The struggle is most glaringly apparent at The New York Times, which recently shook up its video unit with Bruce Headlam, managing editor for video, and Rebecca Howard, gm of video, departing. Headlam is taking another “senior role in the newsroom,” while Howard is leaving the company to “pursue other business interests,” the Times’ executive editor Dean Baquet wrote in a memo.

According to one former video executive at the Times, the company’s two-headed approach to its video department wasn’t completely working. The question then arises: Should video strictly be an editorial operation, or should the business side take the lead?

In Web video, the answer is often both. Here are three publishers navigating the increasingly blurred line between church and state, with varying results:

The New York Times

Under Headlam and Howard’s leadership, the Times’ video business certainly grew. Its production slate currently counts 15 channels and dozens of new original series, and successes include a Pulitzer for the paper’s video coverage of the Ebola crisis. And yet, there was also constant tensions between the editorial and business sides.

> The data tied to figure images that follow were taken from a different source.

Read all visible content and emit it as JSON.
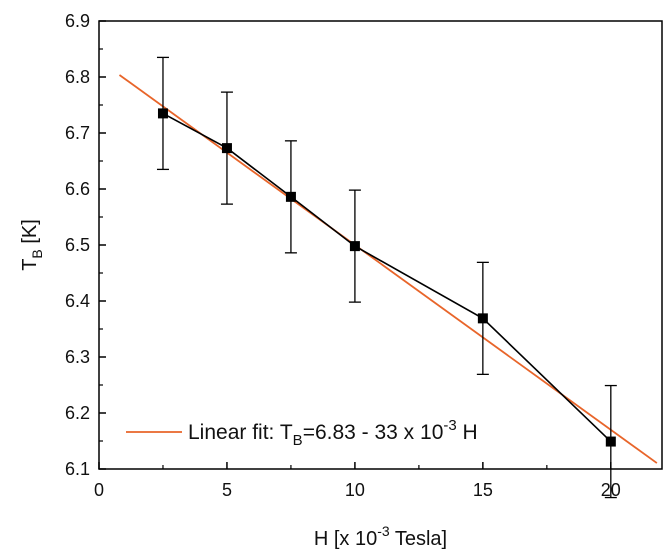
{
  "chart_data": {
    "type": "scatter",
    "x": [
      2.5,
      5,
      7.5,
      10,
      15,
      20
    ],
    "y": [
      6.735,
      6.673,
      6.586,
      6.498,
      6.369,
      6.149
    ],
    "yerr": [
      0.1,
      0.1,
      0.1,
      0.1,
      0.1,
      0.1
    ],
    "xlim": [
      0,
      22
    ],
    "ylim": [
      6.1,
      6.9
    ],
    "x_ticks": [
      "0",
      "5",
      "10",
      "15",
      "20"
    ],
    "x_tick_values": [
      0,
      5,
      10,
      15,
      20
    ],
    "y_ticks": [
      "6.1",
      "6.2",
      "6.3",
      "6.4",
      "6.5",
      "6.6",
      "6.7",
      "6.8",
      "6.9"
    ],
    "y_tick_values": [
      6.1,
      6.2,
      6.3,
      6.4,
      6.5,
      6.6,
      6.7,
      6.8,
      6.9
    ],
    "xlabel": {
      "main": "H [x 10",
      "sup": "-3",
      "tail": " Tesla]"
    },
    "ylabel": {
      "main": "T",
      "sub": "B",
      "tail": " [K]"
    },
    "fit": {
      "intercept": 6.83,
      "slope": -0.033,
      "x_range": [
        0.8,
        21.8
      ],
      "legend": {
        "prefix": "Linear fit:  T",
        "sub": "B",
        "mid": "=6.83 - 33 x 10",
        "sup": "-3",
        "tail": " H"
      }
    },
    "grid": false,
    "legend_position": "bottom-left",
    "colors": {
      "data": "#000000",
      "fit": "#e8652a",
      "axis": "#000000"
    }
  }
}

For video to grow at the required scale for the Times, the paper needs one executive to oversee all aspects of the business, said the former executive, who came up on the business side.

An executive at another major news organisation echoed the sentiment, stressing that the opportunity in video goes beyond editorial content and requires a leader who understands that. “Video has a marriage to the [editorial] experience but has a standalone opportunity beyond that,” said this executive, who has a business background. “There very well may be editorial folks out there who can do it, but threading that needle between issues like production costs, distribution and even managing the balance between text and video, and still being able to run a fully scaled operation is, I think, beyond what I’ve typically seen coming out of editorial.”